BAHAR GELDİ “Mart kapıdan baktırır, kazma kürek yaktırır” şeklinde bir söz vardır.

“Havalar nasılsa ısındı” diye hareket etmeyin, “Sıcaklıklara aldanmayın, sobaları kaldırmayın”, demek istiyor.
.
“Mart ayı, dert ayı” diyenler de vardır.
Havaların değişken olması nedeniyle kendini koruyamayan insanlar, hasta olur, dertli olur ya, bu yüzden…
.
Ayrıca da Vergi ayı olmasından dolayı da “Dert ayı” olduğu söylenir.
.
Mart ayı baharın başlangıcı takvimlere göre.

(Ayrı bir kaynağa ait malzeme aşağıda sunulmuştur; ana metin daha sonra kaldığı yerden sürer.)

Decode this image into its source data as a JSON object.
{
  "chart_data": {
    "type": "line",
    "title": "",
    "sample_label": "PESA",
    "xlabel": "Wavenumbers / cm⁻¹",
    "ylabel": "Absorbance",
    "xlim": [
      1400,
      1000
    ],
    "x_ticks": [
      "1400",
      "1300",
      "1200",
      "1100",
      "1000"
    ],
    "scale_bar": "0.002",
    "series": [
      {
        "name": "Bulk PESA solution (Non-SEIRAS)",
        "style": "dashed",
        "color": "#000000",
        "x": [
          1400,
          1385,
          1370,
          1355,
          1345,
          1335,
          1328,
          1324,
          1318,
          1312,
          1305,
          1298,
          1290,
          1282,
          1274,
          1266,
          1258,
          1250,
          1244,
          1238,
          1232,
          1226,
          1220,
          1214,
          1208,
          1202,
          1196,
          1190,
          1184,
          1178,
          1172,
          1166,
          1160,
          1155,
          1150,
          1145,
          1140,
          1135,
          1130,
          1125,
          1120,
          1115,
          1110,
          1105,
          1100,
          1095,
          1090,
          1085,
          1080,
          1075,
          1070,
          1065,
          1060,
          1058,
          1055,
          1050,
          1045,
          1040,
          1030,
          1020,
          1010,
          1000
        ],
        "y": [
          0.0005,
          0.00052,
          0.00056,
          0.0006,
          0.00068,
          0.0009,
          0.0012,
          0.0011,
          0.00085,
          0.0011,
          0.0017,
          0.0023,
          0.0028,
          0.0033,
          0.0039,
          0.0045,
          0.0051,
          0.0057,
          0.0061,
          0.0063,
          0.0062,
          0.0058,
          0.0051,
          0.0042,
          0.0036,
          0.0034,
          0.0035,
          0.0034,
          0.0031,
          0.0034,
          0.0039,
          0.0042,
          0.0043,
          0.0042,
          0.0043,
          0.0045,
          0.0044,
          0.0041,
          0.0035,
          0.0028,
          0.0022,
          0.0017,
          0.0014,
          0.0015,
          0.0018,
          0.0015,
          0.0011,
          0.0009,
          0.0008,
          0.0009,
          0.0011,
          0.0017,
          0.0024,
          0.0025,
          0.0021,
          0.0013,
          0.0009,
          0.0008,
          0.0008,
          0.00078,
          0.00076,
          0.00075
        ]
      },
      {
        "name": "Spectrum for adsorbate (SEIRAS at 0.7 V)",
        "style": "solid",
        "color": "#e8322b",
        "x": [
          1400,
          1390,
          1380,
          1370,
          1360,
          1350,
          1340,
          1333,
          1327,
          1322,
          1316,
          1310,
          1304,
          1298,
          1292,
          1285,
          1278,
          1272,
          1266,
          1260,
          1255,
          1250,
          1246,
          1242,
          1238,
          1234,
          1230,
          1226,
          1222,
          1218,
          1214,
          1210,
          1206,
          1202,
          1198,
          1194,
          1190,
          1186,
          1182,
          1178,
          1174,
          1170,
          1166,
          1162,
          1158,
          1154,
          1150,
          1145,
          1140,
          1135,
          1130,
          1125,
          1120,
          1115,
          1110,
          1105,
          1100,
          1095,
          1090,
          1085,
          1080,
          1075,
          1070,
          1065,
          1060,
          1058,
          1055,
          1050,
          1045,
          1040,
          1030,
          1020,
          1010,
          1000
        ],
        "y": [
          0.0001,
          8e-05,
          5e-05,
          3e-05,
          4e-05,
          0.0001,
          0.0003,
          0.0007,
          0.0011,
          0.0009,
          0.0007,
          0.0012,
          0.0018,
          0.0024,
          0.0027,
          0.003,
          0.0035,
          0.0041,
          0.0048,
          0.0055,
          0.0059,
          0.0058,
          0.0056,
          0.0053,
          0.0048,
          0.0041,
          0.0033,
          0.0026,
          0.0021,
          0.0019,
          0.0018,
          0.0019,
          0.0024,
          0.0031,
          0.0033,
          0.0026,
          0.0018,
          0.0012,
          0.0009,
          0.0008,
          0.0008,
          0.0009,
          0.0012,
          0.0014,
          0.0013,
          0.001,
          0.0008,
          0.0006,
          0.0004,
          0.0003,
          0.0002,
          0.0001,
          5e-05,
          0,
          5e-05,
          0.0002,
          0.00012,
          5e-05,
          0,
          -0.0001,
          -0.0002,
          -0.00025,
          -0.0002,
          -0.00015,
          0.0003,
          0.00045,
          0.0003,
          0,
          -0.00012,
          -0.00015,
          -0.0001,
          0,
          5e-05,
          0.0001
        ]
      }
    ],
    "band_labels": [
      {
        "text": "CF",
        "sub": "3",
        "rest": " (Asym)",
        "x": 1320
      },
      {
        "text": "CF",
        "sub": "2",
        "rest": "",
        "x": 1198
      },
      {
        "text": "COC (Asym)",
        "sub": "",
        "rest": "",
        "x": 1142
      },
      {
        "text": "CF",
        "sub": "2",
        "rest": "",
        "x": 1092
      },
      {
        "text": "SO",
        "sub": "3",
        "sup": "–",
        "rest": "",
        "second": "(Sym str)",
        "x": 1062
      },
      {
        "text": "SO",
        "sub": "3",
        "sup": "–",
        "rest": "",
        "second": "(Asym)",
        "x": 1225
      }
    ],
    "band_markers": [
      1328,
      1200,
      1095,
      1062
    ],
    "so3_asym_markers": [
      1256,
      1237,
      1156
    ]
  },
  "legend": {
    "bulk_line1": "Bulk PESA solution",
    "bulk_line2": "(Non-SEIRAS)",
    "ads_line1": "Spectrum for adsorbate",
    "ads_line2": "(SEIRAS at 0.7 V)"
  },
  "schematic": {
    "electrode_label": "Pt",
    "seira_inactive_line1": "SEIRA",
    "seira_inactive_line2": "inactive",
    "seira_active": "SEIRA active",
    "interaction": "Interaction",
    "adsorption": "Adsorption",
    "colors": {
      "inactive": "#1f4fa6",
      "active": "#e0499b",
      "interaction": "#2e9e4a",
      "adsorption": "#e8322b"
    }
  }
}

İnsanın içi ısınır, soğuk kış aylarından sonra moral bulur ve artık çiçekler açar, böcekler çıkar, otlar yeşerir, kuşlar öter…
.
Bir başkadır bahar havası…
.
Hem bestesi, hem de güftesi rahmetli Teoman Alpay’a ait olan şu şarkı gelir akla hemen;
“Bahar geldi gün açıldı,
Ruhuma neşe saçıldı,
Mavi gözlü sarışın kız,
Gel gidelim Ada’ya biz…”
.
Bahar sadece mevsim olarak gelmez insan hayatına.
.
Evlilikte de bahar yaşanır,
Eğitim hayatında mesela,
İş hayatında,
Ülke geleceğinde…
.
Hepsinde baharı yaşamak ulaşılmaz bir duygudur.
İnsanı mest eder.
.
Bu mart ayı ile bakalım bizler hangi baharı yakalayacağız?
.
Bu arada aklıma geliveren bahar şarkıları da vardı, çoğunuz bilirsiniz zaten.
Yazmadan edemedim.
.
Erol Evgin söylerdi:
“Bir ilkbahar sabahı
Güneşle uyandın mı hiç?
Çılgın gibi koşarak,
Kırlara uzandın mı hiç?”
 
Candan Erçetin:
“Sen bana müjde misin?
Umut musun sevgili?
Kim demiş; geçti mevsim,
Ufukta göründü kar…
Bu kaçıncı bahar,
Sakın sorma sevgili,
Benim yorgun gönlümde
Aşkının telaşı var…
Bu kaçıncı bahar,
Sakın sorma sevgili
Benim olgun gönlümde
Aşkının telaşı var…”
.
Sezen Aksu:
“İkinci bahar yaşıyor ömrüm
Gel benim yârim oluver şimdi
Seni gül gibi öpe koklaya,
Gözümden dilimden sakınır saklar,
Bugünkü aklımla severim şimdi…”
.
Yeliz:
“Hoşgeldin bahar,
Hoşgeldin dostum,
Neşe getirdin dünyaya,
Yeniden doğmuş gibi,
Şimdi bütün dünya…”
.
Sezen Aksu:
“Memleketime çoktan bahar gelmiştir,
Başakları şimdiden göğe ermiştir,
Dağlarını gelincik basmıştır,
Yer, gök ve yürek çiçek açmıştır…”
.
Diyeceğim o dur ki:
Baharınız;
Mutlu, umutlu, kutlu ve huzurlu olsun…
 
***
MART AYI
Mart ayında birçok özel günler yaşayacağız aslında.
Mesela;
“Dünya Barışı ve Kadın Hakları için Birleşmiş Milletler Günü”nü yani kısaca “Uluslararası Kadınlar Günü”nü 8 Martta tüm dünya ile birlikte kutlayacağız.
.
“18 Mart”ı kutlayacağız.
“Çanakkale Deniz Zaferi”ni.
Yine aynı coşkuyla,
Yine aynı heyecanla…
.
Vatan topraklarımızı canlarıyla, kanlarıyla savunmuş binlerce kefensiz yatan şehitlerimizle.
.
Mehmet Akif Ersoy, “Çanakkale Şehitlerine” adlı şiirinde anlatmış o günleri.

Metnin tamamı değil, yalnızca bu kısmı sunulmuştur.